一人で気まずそうな顔をしているババアに軽く別れの挨拶を済ませて、"彼"の制服を手に取る。彼の柔軟剤の匂いが少し香る。"レノアハピネス夢ふわタッチ上品な心地よいホワイトティーの香り"、だっけ。彼のものだとか関係なく良い匂いだと思う。
やっとコンビニの外に出れた。街灯に青白く照らされた道以外は真っ暗。少し肌寒いが、もう春と言っても良い気温だ。
監視カメラに映らない、コンビニのゴミ捨て場の横でスマホを見つめている"君"に声をかける。
「お待たせ。これ、忘れ物だって」
私を見るなり、君はため息をついた。おそらく安堵の。そうであって欲しい、ってだけだけど。あの出来事以降、前と同じような軽口を叩き合う仲のまま、君は笑うことが少なくなった。君が自罰的な性格だということを把握してあの一連の演技を打ってはいたが、どうやら"お灸"が効き過ぎてしまっているようだ。

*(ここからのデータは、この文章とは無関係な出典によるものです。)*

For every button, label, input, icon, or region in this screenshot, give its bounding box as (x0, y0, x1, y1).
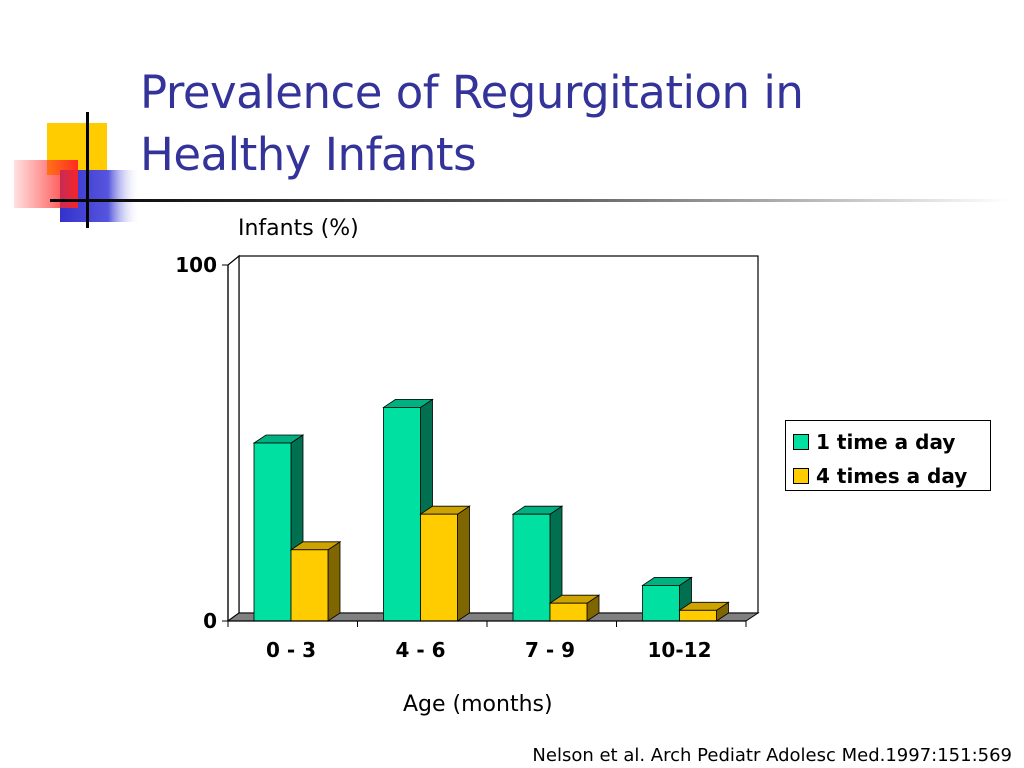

狙い通りの流れになって、狙い通りに君のそばにいられている私ではあったけど、わがままを言ってしまえば、まあ、君には、前と同じように優しく笑いかけてほしい。私はそこに惚れたところがあるし。というか、うん、これは一種の私への罰なんだろうな。まあ、良いよそれで。別に。君が罪を償えたと思って笑顔を見せてくれる瞬間まで一緒にいられるってことだろうし。
君が今そばにいてくれれば、その理由が何だって良いんだよ。私は。